A primeira missão é reflorestar. “Uma prática que se faz muito na agroecologia é o consórcio. Você
planta uma árvore frutífera e, do lado, você planta uma leguminosa, feijão,
milho, faz esse plantio todo junto… E essas plantas vão interagir de uma forma
que vão beneficiar umas às outras. Tem uma que vai buscar água lá no fundo,
porque a raiz dela é pivotante, mas outra que não consegue. Aquelas plantas que
não aguentam muita incidência de radiação ficam melhores [quando] associadas a
árvores grandes, que fazem sombra para elas. A gente precisa fazer um
reflorestamento e implementar esse modelo do sistema agroflorestal,” diz a
especialista.
Ela acrescenta que a diversificação de culturas favorece a fertilidade e
proteção dos solos, além de reduzir os riscos de pragas e doenças,
“contribuindo para a não utilização de agrotóxicos e garantindo ao agricultor
vantagens ambientais e financeiras, tais como investimentos mais baixos e
colheita de produtos diversificados, evitando riscos econômicos provenientes de
condições climáticas extremas”.
·
Mudanças surpreendem
agricultores
A climatologista lembra que a grande maioria dos alimentos consumidos
pelas famílias brasileiras é produzida por agricultores
familiares, que se veem cada vez mais surpreendidos com as
mudanças no clima.
“Porque eles não conseguem mais ter as práticas que tinham de plantar em
tal período, de colher em outro. E geralmente quando a gente tem essas ondas de
calor, [o total] de alguns organismos no ecossistema que são mais resilientes –
insetos, fungos e bactérias – aumenta muito e eles arrasam com a produção”,
acentua.
Por isso, Francis defende também políticas públicas de implementação de
tecnologias para que as comunidades consigam captar e armazenar a própria água
e gerar a energia consumida, ficando menos vulneráveis aos efeitos climáticos.
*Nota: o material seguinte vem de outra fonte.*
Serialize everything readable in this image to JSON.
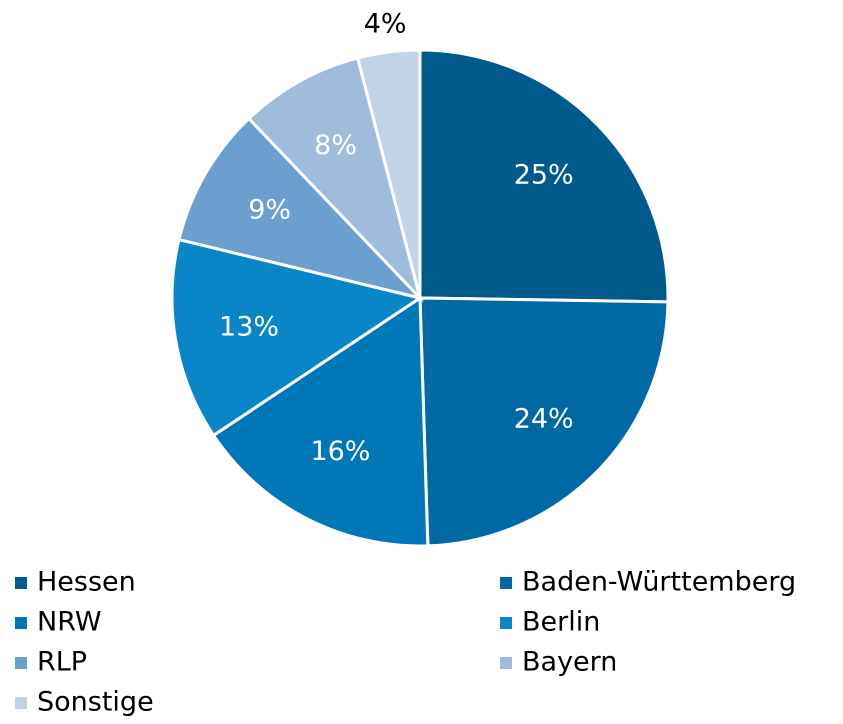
{
  "chart_data": {
    "type": "pie",
    "categories": [
      "Hessen",
      "Baden-Württemberg",
      "NRW",
      "Berlin",
      "RLP",
      "Bayern",
      "Sonstige"
    ],
    "values": [
      25,
      24,
      16,
      13,
      9,
      8,
      4
    ],
    "value_labels": [
      "25%",
      "24%",
      "16%",
      "13%",
      "9%",
      "8%",
      "4%"
    ],
    "colors": [
      "#005a8c",
      "#0069a3",
      "#0078b8",
      "#0a86c8",
      "#6a9fcf",
      "#9fbcdc",
      "#c2d3e8"
    ],
    "legend": "bottom"
  }
}
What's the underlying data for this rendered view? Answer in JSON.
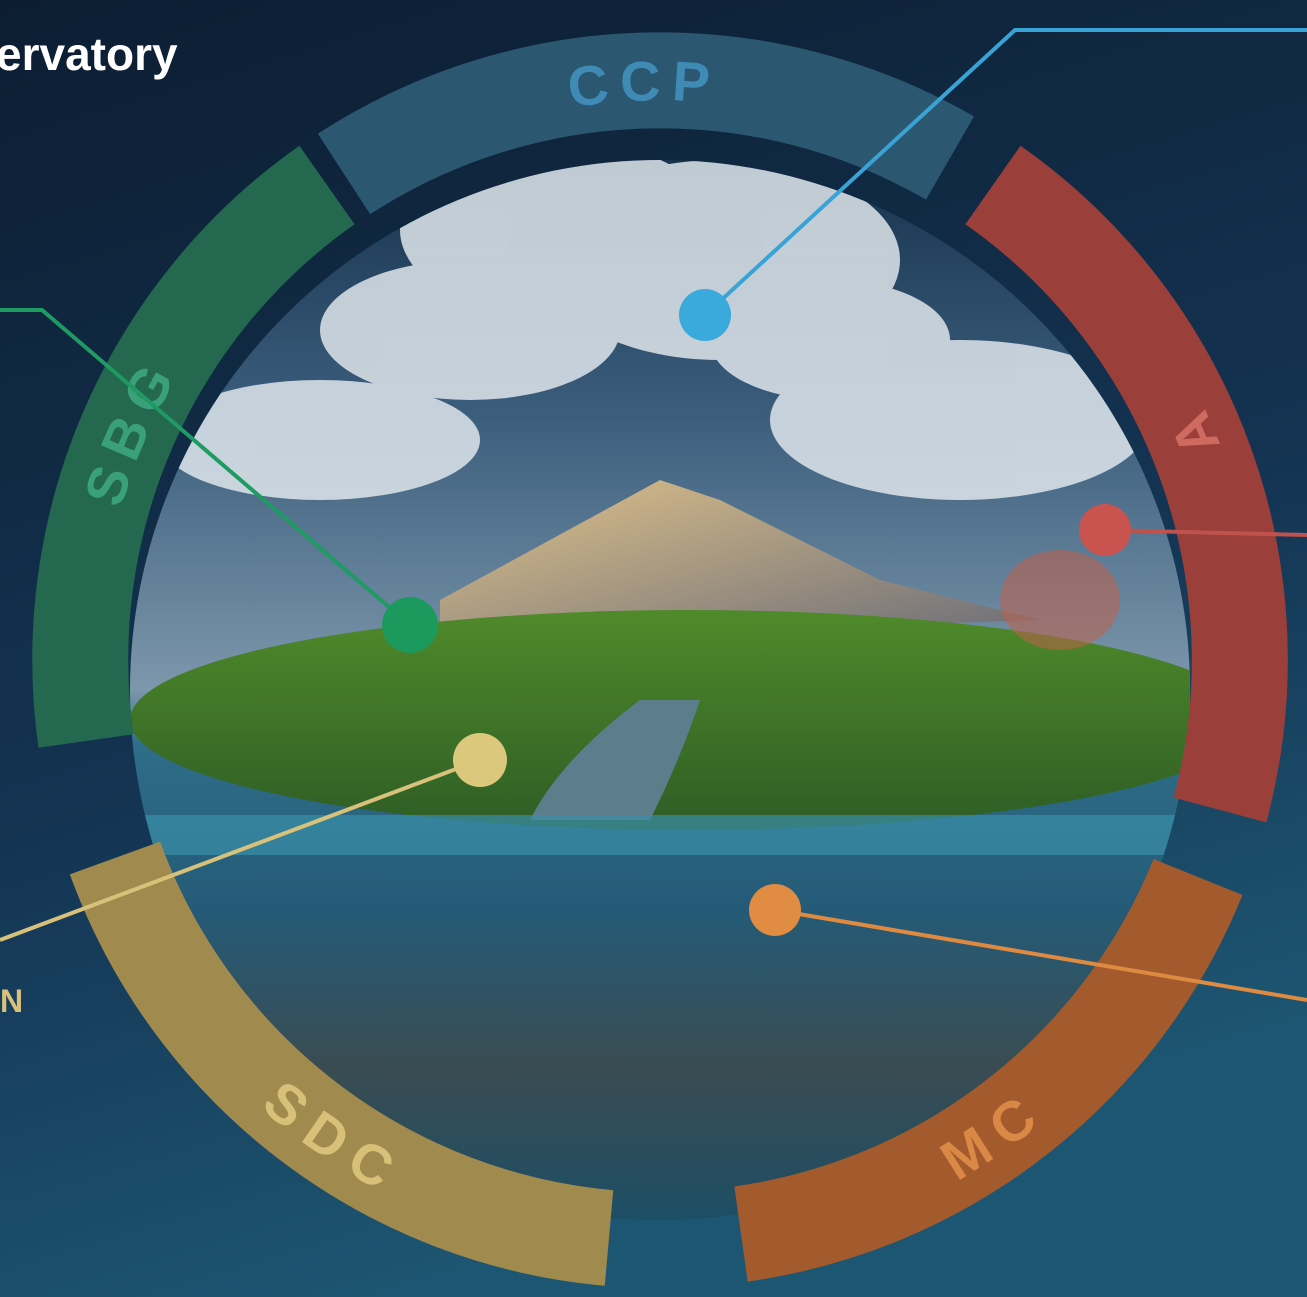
{
  "header": {
    "title": "ervatory"
  },
  "cycles": [
    {
      "label": "CCP"
    },
    {
      "label": "A"
    },
    {
      "label": "MC"
    },
    {
      "label": "SDC"
    },
    {
      "label": "SBG"
    }
  ],
  "callouts": [
    {
      "label": "N"
    }
  ]
}
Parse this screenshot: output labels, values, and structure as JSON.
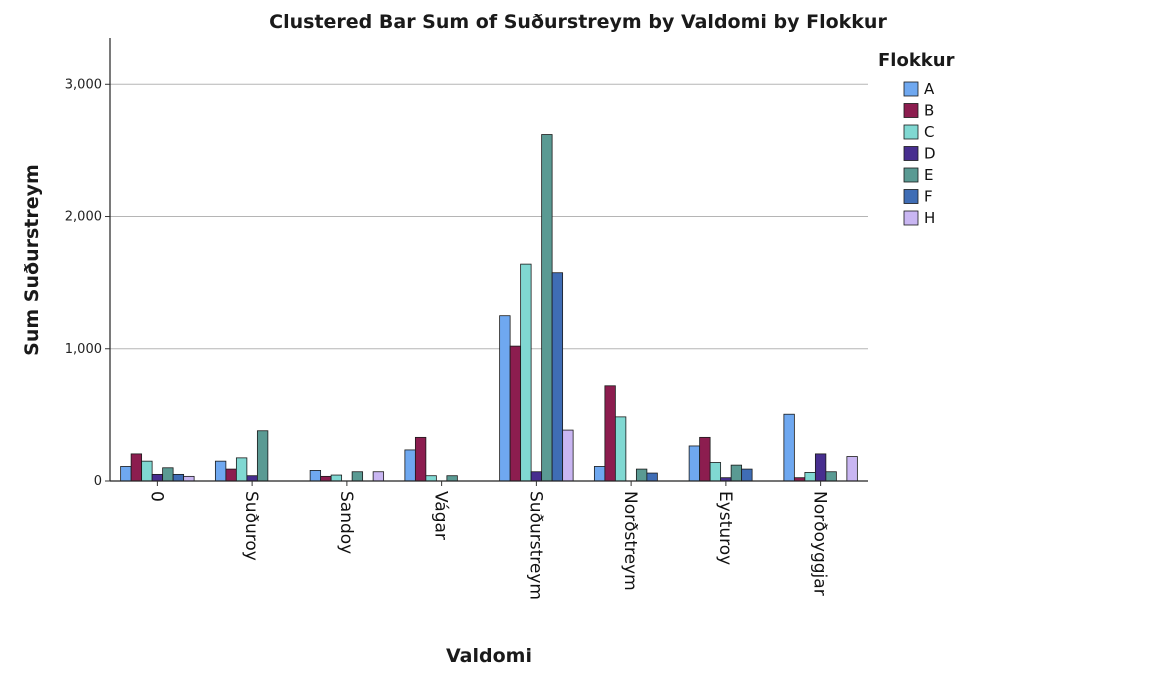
{
  "chart_data": {
    "type": "bar",
    "title": "Clustered Bar Sum of Suðurstreym by Valdomi by Flokkur",
    "xlabel": "Valdomi",
    "ylabel": "Sum Suðurstreym",
    "ylim": [
      0,
      3350
    ],
    "yticks": [
      0,
      1000,
      2000,
      3000
    ],
    "ytick_labels": [
      "0",
      "1,000",
      "2,000",
      "3,000"
    ],
    "grid": true,
    "legend": {
      "title": "Flokkur",
      "position": "right"
    },
    "categories": [
      "0",
      "Suðuroy",
      "Sandoy",
      "Vágar",
      "Suðurstreym",
      "Norðstreym",
      "Eysturoy",
      "Norðoyggjar"
    ],
    "series": [
      {
        "name": "A",
        "color": "#6fa8f0",
        "values": [
          110,
          150,
          80,
          235,
          1250,
          110,
          265,
          505
        ]
      },
      {
        "name": "B",
        "color": "#8c1d4f",
        "values": [
          205,
          90,
          35,
          330,
          1020,
          720,
          330,
          25
        ]
      },
      {
        "name": "C",
        "color": "#80d8d2",
        "values": [
          150,
          175,
          45,
          40,
          1640,
          485,
          140,
          65
        ]
      },
      {
        "name": "D",
        "color": "#472e8f",
        "values": [
          50,
          40,
          0,
          0,
          70,
          0,
          25,
          205
        ]
      },
      {
        "name": "E",
        "color": "#5a9a93",
        "values": [
          100,
          380,
          70,
          40,
          2620,
          90,
          120,
          70
        ]
      },
      {
        "name": "F",
        "color": "#3f6db5",
        "values": [
          50,
          0,
          0,
          0,
          1575,
          60,
          90,
          0
        ]
      },
      {
        "name": "H",
        "color": "#c9b6f2",
        "values": [
          35,
          0,
          70,
          0,
          385,
          0,
          0,
          185
        ]
      }
    ]
  }
}
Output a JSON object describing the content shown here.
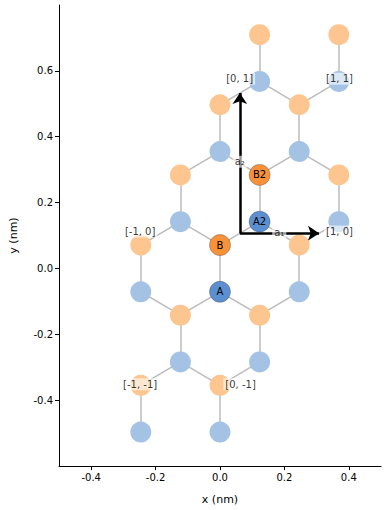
{
  "chart_data": {
    "type": "scatter",
    "x_label": "x (nm)",
    "y_label": "y (nm)",
    "xlim": [
      -0.5,
      0.5
    ],
    "ylim": [
      -0.6,
      0.8
    ],
    "xticks": [
      -0.4,
      -0.2,
      {
        "value": 0,
        "label": "0.0"
      },
      0.2,
      0.4
    ],
    "yticks": [
      -0.4,
      -0.2,
      {
        "value": 0,
        "label": "0.0"
      },
      0.2,
      0.4,
      0.6
    ],
    "grid": false,
    "bonds": {
      "color": "#bbbbbb",
      "values": [
        [
          0,
          -0.071,
          0,
          0.071
        ],
        [
          0,
          0.071,
          0.123,
          0.142
        ],
        [
          0.123,
          0.142,
          0.123,
          0.284
        ],
        [
          0.246,
          -0.071,
          0.246,
          0.071
        ],
        [
          0.246,
          0.071,
          0.369,
          0.142
        ],
        [
          0.369,
          0.142,
          0.369,
          0.284
        ],
        [
          -0.246,
          -0.071,
          -0.246,
          0.071
        ],
        [
          -0.246,
          0.071,
          -0.123,
          0.142
        ],
        [
          -0.123,
          0.142,
          -0.123,
          0.284
        ],
        [
          0,
          0.355,
          0,
          0.497
        ],
        [
          0,
          0.497,
          0.123,
          0.568
        ],
        [
          0.123,
          0.568,
          0.123,
          0.71
        ],
        [
          0.246,
          0.355,
          0.246,
          0.497
        ],
        [
          0.246,
          0.497,
          0.369,
          0.568
        ],
        [
          0.369,
          0.568,
          0.369,
          0.71
        ],
        [
          -0.246,
          -0.497,
          -0.246,
          -0.355
        ],
        [
          -0.246,
          -0.355,
          -0.123,
          -0.284
        ],
        [
          -0.123,
          -0.284,
          -0.123,
          -0.142
        ],
        [
          0,
          -0.497,
          0,
          -0.355
        ],
        [
          0,
          -0.355,
          0.123,
          -0.284
        ],
        [
          0.123,
          -0.284,
          0.123,
          -0.142
        ],
        [
          0,
          0.071,
          -0.123,
          0.142
        ],
        [
          0.246,
          0.071,
          0.123,
          0.142
        ],
        [
          0.246,
          0.497,
          0.123,
          0.568
        ],
        [
          0,
          -0.355,
          -0.123,
          -0.284
        ],
        [
          0.123,
          0.284,
          0,
          0.355
        ],
        [
          0.369,
          0.284,
          0.246,
          0.355
        ],
        [
          -0.123,
          -0.142,
          -0.246,
          -0.071
        ],
        [
          0.123,
          -0.142,
          0,
          -0.071
        ],
        [
          0.123,
          0.284,
          0.246,
          0.355
        ],
        [
          -0.123,
          0.284,
          0,
          0.355
        ],
        [
          -0.123,
          -0.142,
          0,
          -0.071
        ],
        [
          0.123,
          -0.142,
          0.246,
          -0.071
        ]
      ]
    },
    "series": [
      {
        "color": "#a3c2e4",
        "values": [
          [
            0.246,
            -0.071
          ],
          [
            0.369,
            0.142
          ],
          [
            -0.246,
            -0.071
          ],
          [
            -0.123,
            0.142
          ],
          [
            0,
            0.355
          ],
          [
            0.123,
            0.568
          ],
          [
            0.246,
            0.355
          ],
          [
            0.369,
            0.568
          ],
          [
            -0.246,
            -0.497
          ],
          [
            -0.123,
            -0.284
          ],
          [
            0,
            -0.497
          ],
          [
            0.123,
            -0.284
          ]
        ]
      },
      {
        "color": "#fdc690",
        "values": [
          [
            0.246,
            0.071
          ],
          [
            0.369,
            0.284
          ],
          [
            -0.246,
            0.071
          ],
          [
            -0.123,
            0.284
          ],
          [
            0,
            0.497
          ],
          [
            0.123,
            0.71
          ],
          [
            0.246,
            0.497
          ],
          [
            0.369,
            0.71
          ],
          [
            -0.246,
            -0.355
          ],
          [
            -0.123,
            -0.142
          ],
          [
            0,
            -0.355
          ],
          [
            0.123,
            -0.142
          ]
        ]
      },
      {
        "color": "#5b8fd0",
        "values": [
          [
            0,
            -0.071
          ],
          [
            0.123,
            0.142
          ]
        ],
        "labels": [
          "A",
          "A2"
        ]
      },
      {
        "color": "#f7913a",
        "values": [
          [
            0,
            0.071
          ],
          [
            0.123,
            0.284
          ]
        ],
        "labels": [
          "B",
          "B2"
        ]
      }
    ],
    "vectors": [
      {
        "label": "a₁",
        "from": [
          0.0615,
          0.107
        ],
        "to": [
          0.3075,
          0.107
        ],
        "label_at": [
          0.184,
          0.109
        ]
      },
      {
        "label": "a₂",
        "from": [
          0.0615,
          0.107
        ],
        "to": [
          0.0615,
          0.533
        ],
        "label_at": [
          0.0615,
          0.324
        ]
      }
    ],
    "annotations": [
      {
        "text": "[0, 1]",
        "x": 0.061,
        "y": 0.576
      },
      {
        "text": "[1, 1]",
        "x": 0.371,
        "y": 0.576
      },
      {
        "text": "[-1, 0]",
        "x": -0.248,
        "y": 0.112
      },
      {
        "text": "[1, 0]",
        "x": 0.371,
        "y": 0.112
      },
      {
        "text": "[-1, -1]",
        "x": -0.248,
        "y": -0.352
      },
      {
        "text": "[0, -1]",
        "x": 0.064,
        "y": -0.352
      }
    ]
  }
}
Deve-se “dar autonomia a essas
comunidades para produzir o próprio alimento dentro
dessas condições, e ainda fazer o reflorestamento da sua propriedade, é
possível, é barato e os agricultores querem”, salienta.
Enquanto isso não é feito em larga escala, a incidência de algumas
espécies vegetais endêmicas dos biomas brasileiros está diminuindo, de acordo
com a climatologista, “inclusive espécies adaptadas para se desenvolver em
áreas secas e quentes”.
·
Água nas raízes
“O umbuzeiro, por exemplo, uma planta que é uma referência para o
semiárido. Ela é muito resiliente e guarda água nas suas raízes porque está
acostumada a lidar com as secas. Os umbuzeiros estão sumindo da paisagem porque
eles não conseguem mais se adaptar a essas variáveis climáticas atuais”,
avalia.
A climatologista do Instituto Agronômico de Pernambuco diz também que
essas lições podem ser aplicadas ao meio urbano, “reservando espaços na cidade
que possam servir para o cultivo de alimento, como quintais produtivos e
farmácias vivas. Mas é preciso ter uma política pública que oriente e que financie.
Porque quem tem dinheiro manda buscar a comida, mas sem justiça social não se
combate as mudanças climáticas. É preciso pensar em formas inovadoras de
produzir e garantir a segurança hídrica, energética e alimentar para as
populações do campo e da cidade”, finaliza.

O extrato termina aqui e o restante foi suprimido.